Teddy giró la cintura, sin cambiar la posición vigilante de sus pies sobre la valija, y dirigió a su padre una mirada inquisidora, franca y pura. Sus ojos, de un color castaño pálido, no muy grandes, eran levemente bizcos, el izquierdo más que el derecho. No eran tan estrábicos como para desfigurar, ni siquiera para llamar la atención a primera vista. Eran solo lo bastante bizcos como para mencionarlo, y solo en relación con el hecho de que uno tenía que pensarlo larga y seriamente antes de desear que fueran más derechos, o más profundos, o más oscuros, o más separados. Su cara, tal cual era, tenía el sello, aunque oblicuo y lento, de la verdadera belleza.

-Quiero que te bajes de esa valija, ya mismo. ¿Cuántas veces quieres que te lo diga? -dijo Mr.

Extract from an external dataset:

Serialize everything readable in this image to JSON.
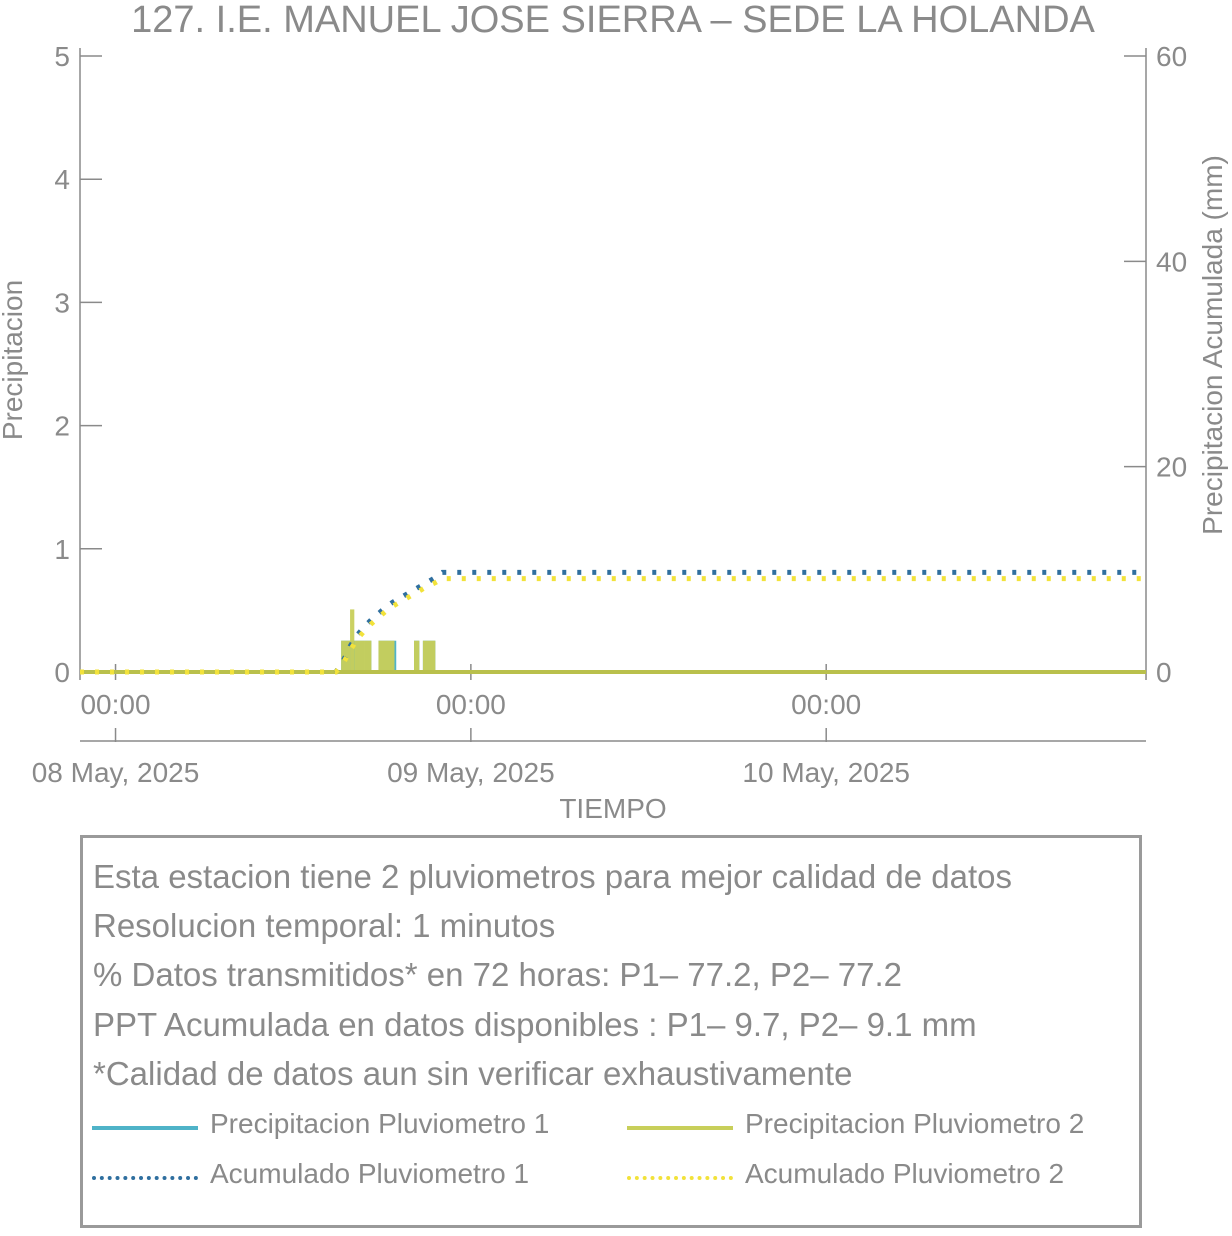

McArdle.

-Quédate exactamente donde estás, querido -dijo la señora McArdle, que evidentemente tenía problemas con su sinusitis a la mañana temprano. Tenía los ojos abiertos, pero a duras penas-. No te muevas ni un centímetro. -Se hallaba tendida sobre el costado derecho, con la cara vuelta hacia la izquierda, mirando a Teddy y al ojo de buey, y la espalda hacia su marido. La sábana de arriba tapaba por completo su cuerpo, probablemente desnudo, cubriéndole brazos y todo lo demás, hasta el mentón. -Salta para arriba y para abajo -dijo, cerrando los ojos-. Aplasta la valija de papito.